Kurt
Administrator
#1: Jacob Collier f/John Legend & Tori Kelly – "Bridge Over Troubled Water"
Joined: April 2010
Posts: 22,616
My Charts
Pronouns: he/him
Staff
|
Post by Kurt on Jan 25, 2015 2:00:15 GMT -5
For those not familiar with it, Next Big Sound is a great music/tech startup based in NYC for whom I wish I could work that provides social media analytics for musicians (and now, book authors with a new spinoff called Next Big Book); their data also fuels several of Billboard's charts, including the Social 50. They recently released their year-in-review report for 2014 on the music industry, including info on the roles of social media networks, branding deals, etc. Read the full report here: www.nextbigsound.com/industryreport/2014Some items of note: - total plays: 434 billion - total fans: 17 billion - people are listening to more music via SoundCloud, but not following artists as much as in the past - in social music, Instagram is growing faster than Twitter - 1/4 of music follows on Twitter were for indie-rock musicians - pop/rock takes up 24% of distribution on social platforms; pure pop is another 8% - 57% of the music industry's branding partnerships with Fortune 100 companies were with Universal Music Group and its affiliated labels (that's # of deals, not a representation of their size/$) - their data-backed predictions of artists on the rise: Smallpools, James Bay, and Sheppard
|
|
Libra
Diamond Member
The One Who Knows Where All the Bodies Are Buried
:)
Joined: September 2003
Posts: 14,376
My Charts
|
Post by Libra on Jan 28, 2015 16:38:17 GMT -5
Hmmmmmmm. I find myself having mixed feelings over this report. A lot of it strikes me as being different findings that, all in all, really don't seem all that surprising. On the other hand, reading through it did have me reflecting on my own musical consumption habits as of late, so at the same time there is also a sense of a report like this being that thing that makes you stop and take a look at the whole picture.

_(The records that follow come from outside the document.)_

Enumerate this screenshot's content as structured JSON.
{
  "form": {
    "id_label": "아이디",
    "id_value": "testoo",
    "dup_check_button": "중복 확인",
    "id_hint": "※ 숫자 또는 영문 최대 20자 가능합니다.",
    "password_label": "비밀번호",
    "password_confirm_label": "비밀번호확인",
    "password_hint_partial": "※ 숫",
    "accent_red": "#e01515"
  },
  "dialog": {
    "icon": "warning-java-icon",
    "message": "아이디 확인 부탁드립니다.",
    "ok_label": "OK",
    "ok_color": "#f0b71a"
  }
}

The point of Instagram growing and Twitter plateauing - should we really be surprised? This seems more reflective of natural life cycles than anything else - Instagram is newer, so the only way it wouldn't be growing faster would be if it wasn't really that successful in general, in which case we wouldn't even be talking about them. And when the next big social media platform comes along, it'll be 'oh, that one's growing faster than the older ones', and so forth. The addictive, seductive nature of printing the headlines promoting the new is also, no doubt, responsible for many of the ones also predicting the demise of platforms like Facebook.
What's the typical trajectory of artists with SoundCloud? Have artists been typically using SoundCloud accounts for regular exposure to their music, or are we finding them using it less and less as they become more and more successful?

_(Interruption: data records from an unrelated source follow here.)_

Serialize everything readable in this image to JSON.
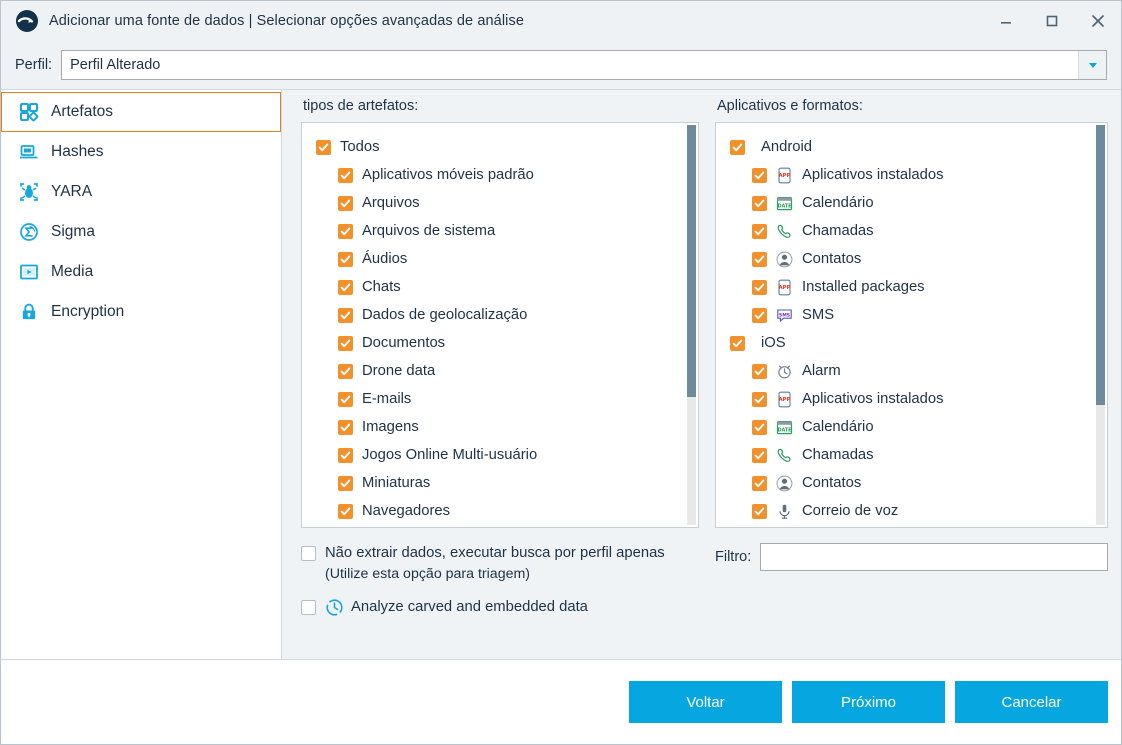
{
  "window": {
    "title": "Adicionar uma fonte de dados | Selecionar opções avançadas de análise",
    "app_icon": "autopsy-logo-icon",
    "controls": {
      "minimize": "minimize-icon",
      "maximize": "maximize-icon",
      "close": "close-icon"
    }
  },
  "profile": {
    "label": "Perfil:",
    "value": "Perfil Alterado",
    "placeholder": ""
  },
  "sidebar": {
    "items": [
      {
        "label": "Artefatos",
        "icon": "artifacts-icon",
        "active": true
      },
      {
        "label": "Hashes",
        "icon": "hashes-icon",
        "active": false
      },
      {
        "label": "YARA",
        "icon": "yara-icon",
        "active": false
      },
      {
        "label": "Sigma",
        "icon": "sigma-icon",
        "active": false
      },
      {
        "label": "Media",
        "icon": "media-icon",
        "active": false
      },
      {
        "label": "Encryption",
        "icon": "encryption-icon",
        "active": false
      }
    ]
  },
  "artifact_types": {
    "heading": "tipos de artefatos:",
    "scroll_thumb_top_pct": 0,
    "scroll_thumb_height_pct": 68,
    "items": [
      {
        "label": "Todos",
        "checked": true,
        "level": 0
      },
      {
        "label": "Aplicativos móveis padrão",
        "checked": true,
        "level": 1
      },
      {
        "label": "Arquivos",
        "checked": true,
        "level": 1
      },
      {
        "label": "Arquivos de sistema",
        "checked": true,
        "level": 1
      },
      {
        "label": "Áudios",
        "checked": true,
        "level": 1
      },
      {
        "label": "Chats",
        "checked": true,
        "level": 1
      },
      {
        "label": "Dados de geolocalização",
        "checked": true,
        "level": 1
      },
      {
        "label": "Documentos",
        "checked": true,
        "level": 1
      },
      {
        "label": "Drone data",
        "checked": true,
        "level": 1
      },
      {
        "label": "E-mails",
        "checked": true,
        "level": 1
      },
      {
        "label": "Imagens",
        "checked": true,
        "level": 1
      },
      {
        "label": "Jogos Online Multi-usuário",
        "checked": true,
        "level": 1
      },
      {
        "label": "Miniaturas",
        "checked": true,
        "level": 1
      },
      {
        "label": "Navegadores",
        "checked": true,
        "level": 1
      }
    ]
  },
  "apps_formats": {
    "heading": "Aplicativos e formatos:",
    "scroll_thumb_top_pct": 0,
    "scroll_thumb_height_pct": 70,
    "items": [
      {
        "label": "Android",
        "checked": true,
        "level": 0,
        "icon": ""
      },
      {
        "label": "Aplicativos instalados",
        "checked": true,
        "level": 1,
        "icon": "app-icon"
      },
      {
        "label": "Calendário",
        "checked": true,
        "level": 1,
        "icon": "calendar-icon"
      },
      {
        "label": "Chamadas",
        "checked": true,
        "level": 1,
        "icon": "phone-icon"
      },
      {
        "label": "Contatos",
        "checked": true,
        "level": 1,
        "icon": "contact-icon"
      },
      {
        "label": "Installed packages",
        "checked": true,
        "level": 1,
        "icon": "app-icon"
      },
      {
        "label": "SMS",
        "checked": true,
        "level": 1,
        "icon": "sms-icon"
      },
      {
        "label": "iOS",
        "checked": true,
        "level": 0,
        "icon": ""
      },
      {
        "label": "Alarm",
        "checked": true,
        "level": 1,
        "icon": "alarm-icon"
      },
      {
        "label": "Aplicativos instalados",
        "checked": true,
        "level": 1,
        "icon": "app-icon"
      },
      {
        "label": "Calendário",
        "checked": true,
        "level": 1,
        "icon": "calendar-icon"
      },
      {
        "label": "Chamadas",
        "checked": true,
        "level": 1,
        "icon": "phone-icon"
      },
      {
        "label": "Contatos",
        "checked": true,
        "level": 1,
        "icon": "contact-icon"
      },
      {
        "label": "Correio de voz",
        "checked": true,
        "level": 1,
        "icon": "voicemail-icon"
      }
    ]
  },
  "options": {
    "no_extract": {
      "label": "Não extrair dados, executar busca por perfil apenas",
      "sublabel": "(Utilize esta opção para triagem)",
      "checked": false
    },
    "analyze_carved": {
      "label": "Analyze carved and embedded data",
      "icon": "carved-data-clock-icon",
      "checked": false
    }
  },
  "filter": {
    "label": "Filtro:",
    "value": "",
    "placeholder": ""
  },
  "footer": {
    "back": "Voltar",
    "next": "Próximo",
    "cancel": "Cancelar"
  },
  "colors": {
    "accent_blue": "#06a7e0",
    "checkbox_orange": "#f0912c",
    "selection_border": "#e08214",
    "content_bg": "#eff3f6",
    "text": "#1e3246"
  }
}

Somewhat conversely, with YouTube and services like Spotify, we can find both the more successful and the less successful (or just starting out) on there - it's just harder/less likely to find those whose profiles are lower.
Pop/Rock ruling the digital airwaves - to what extent is this reflective of Pop's own wild success in the past few years?, I have to wonder. That is to say...would it not go hand-in-hand, that the current top genre in music overall would also be the top digital genre? The only ways I would think that this wouldn't be the case, is if either one other genre had a monstrous digital presence compared to the other (which the findings show to not be), or if the current overall top genre was on the verge of major decline (which also doesn't seem likely at this time).

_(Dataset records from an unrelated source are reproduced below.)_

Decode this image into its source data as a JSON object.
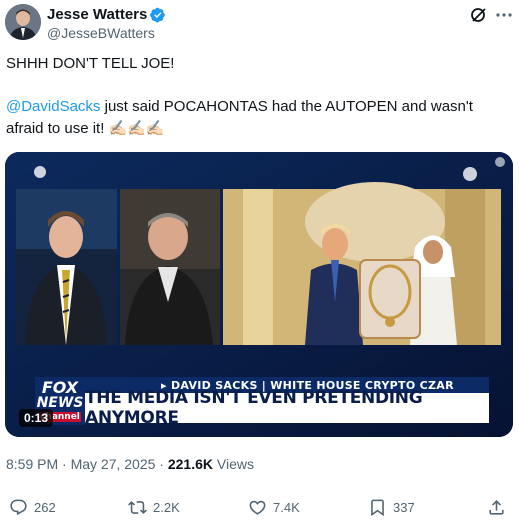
{
  "author": {
    "name": "Jesse Watters",
    "handle": "@JesseBWatters"
  },
  "tweet": {
    "line1": "SHHH DON'T TELL JOE!",
    "mention": "@DavidSacks",
    "line2_rest": " just said POCAHONTAS had the AUTOPEN and wasn't afraid to use it! ✍🏻✍🏻✍🏻"
  },
  "media": {
    "duration": "0:13",
    "chyron_top": "▸ DAVID SACKS | WHITE HOUSE CRYPTO CZAR",
    "chyron_main": "THE MEDIA ISN'T EVEN PRETENDING ANYMORE",
    "logo_line1": "FOX",
    "logo_line2": "NEWS",
    "logo_line3": "channel"
  },
  "meta": {
    "timestamp": "8:59 PM · May 27, 2025 · ",
    "views_count": "221.6K",
    "views_label": " Views"
  },
  "actions": {
    "replies": "262",
    "reposts": "2.2K",
    "likes": "7.4K",
    "bookmarks": "337"
  },
  "colors": {
    "accent": "#1d9bf0",
    "text": "#0f1419",
    "secondary": "#536471",
    "chyron_blue": "#0b2a66"
  },
  "icons": [
    "verified-badge-icon",
    "grok-icon",
    "more-icon",
    "reply-icon",
    "repost-icon",
    "like-icon",
    "bookmark-icon",
    "share-icon"
  ]
}
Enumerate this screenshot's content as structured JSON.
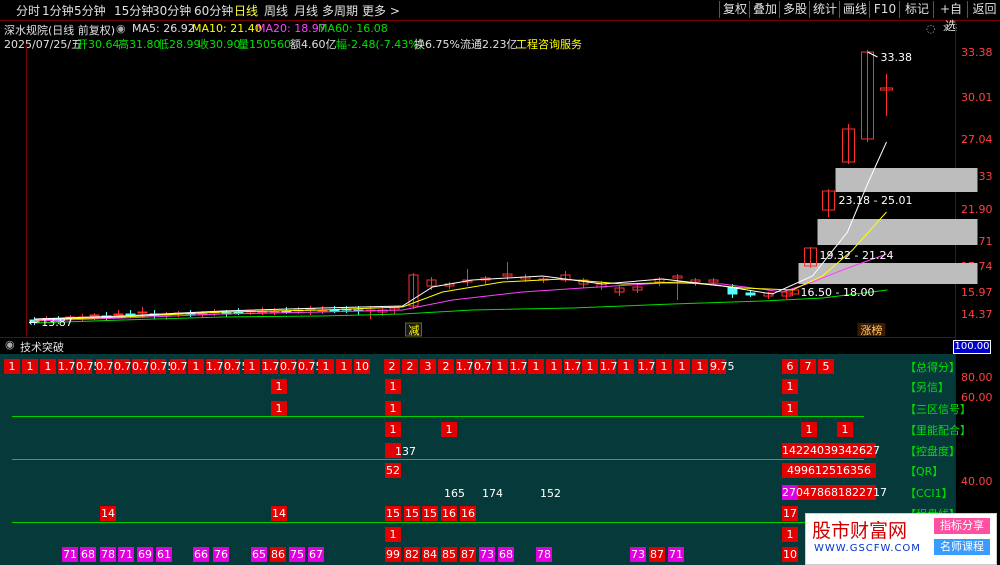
{
  "toolbar": {
    "periods": [
      "分时",
      "1分钟",
      "5分钟",
      "15分钟",
      "30分钟",
      "60分钟",
      "日线",
      "周线",
      "月线",
      "多周期",
      "更多 >"
    ],
    "active_index": 6,
    "right_buttons": [
      "复权",
      "叠加",
      "多股",
      "统计",
      "画线",
      "F10",
      "标记",
      "+自选",
      "返回"
    ]
  },
  "info": {
    "stock_name": "深水规院(日线 前复权)",
    "ma5": "MA5: 26.92",
    "ma10": "MA10: 21.40",
    "ma20": "MA20: 18.97",
    "ma60": "MA60: 16.08",
    "date": "2025/07/25/五",
    "open": "开30.64",
    "high": "高31.80",
    "low": "低28.99",
    "close": "收30.90",
    "volume": "量150560",
    "amount": "额4.60亿",
    "change": "幅-2.48(-7.43%)",
    "turnover": "换6.75%",
    "float": "流通2.23亿",
    "service": "工程咨询服务"
  },
  "price_axis": [
    "33.38",
    "30.01",
    "27.04",
    "24.33",
    "21.90",
    "19.71",
    "17.74",
    "15.97",
    "14.37"
  ],
  "chart_labels": {
    "high_price": "33.38",
    "low_price": "13.87",
    "zone1": "23.18 - 25.01",
    "zone2": "19.32 - 21.24",
    "zone3": "16.50 - 18.00",
    "tag_reduce": "减",
    "tag_limit": "涨榜"
  },
  "indicator": {
    "title": "技术突破",
    "axis": [
      "100.00",
      "80.00",
      "60.00",
      "40.00"
    ],
    "labels": [
      "【总得分】",
      "【另信】",
      "【三区信号】",
      "【里能配合】",
      "【控盘度】",
      "【QR】",
      "【CCI1】",
      "【程盘线】"
    ],
    "row1": [
      "1",
      "1",
      "1",
      "1.75",
      "0.75",
      "0.75",
      "0.75",
      "0.75",
      "0.75",
      "0.75",
      "1",
      "1.75",
      "0.75",
      "1",
      "1.75",
      "0.75",
      "0.75",
      "1",
      "1",
      "10",
      "2",
      "2",
      "3",
      "2",
      "1.75",
      "0.75",
      "1",
      "1.75",
      "1",
      "1",
      "1.75",
      "1",
      "1.75",
      "1",
      "1.75",
      "1",
      "1",
      "1",
      "9.75",
      "6",
      "7",
      "5"
    ],
    "row5_text": "137",
    "row5_right": "14224039342627",
    "row6_text": "52",
    "row6_right": [
      "49",
      "96",
      "125",
      "16",
      "35",
      "6"
    ],
    "row7_nums": [
      "165",
      "174",
      "152"
    ],
    "row7_right": [
      "27",
      "04",
      "78",
      "68",
      "18",
      "22",
      "71",
      "7"
    ],
    "row8": [
      "14",
      "14",
      "15",
      "15",
      "15",
      "16",
      "16",
      "17"
    ],
    "row9": [
      "1",
      "1"
    ],
    "row10_mag": [
      "71",
      "68",
      "78",
      "71",
      "69",
      "61",
      "66",
      "76",
      "65",
      "75",
      "67",
      "85",
      "73",
      "68",
      "78",
      "73",
      "87",
      "71"
    ],
    "row10_red": [
      "86",
      "99",
      "82",
      "84",
      "87",
      "10"
    ]
  },
  "watermark": {
    "title": "股市财富网",
    "url": "WWW.GSCFW.COM",
    "tag1": "指标分享",
    "tag2": "名师课程"
  },
  "colors": {
    "up": "#ff3030",
    "down": "#54ffff",
    "ma5": "#ffffff",
    "ma10": "#ffff00",
    "ma20": "#ff40ff",
    "ma60": "#00e000"
  }
}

(I do kind of have to chuckle at SoundCloud having an EDM-heavy rep though. Since November, my first exposure to several of my current favorites has been through SoundCloud - to name a few: "Little Toy Guns", "The Rhythm", "Follow", "Karaoke", "I'm Ready". Nice cross-section represented there, no? ;))
In the brands section of the report, I was disappointed that they didn't include a brand value graph to go alongside the number of brand deals one. That feels like a missing piece of the puzzle there.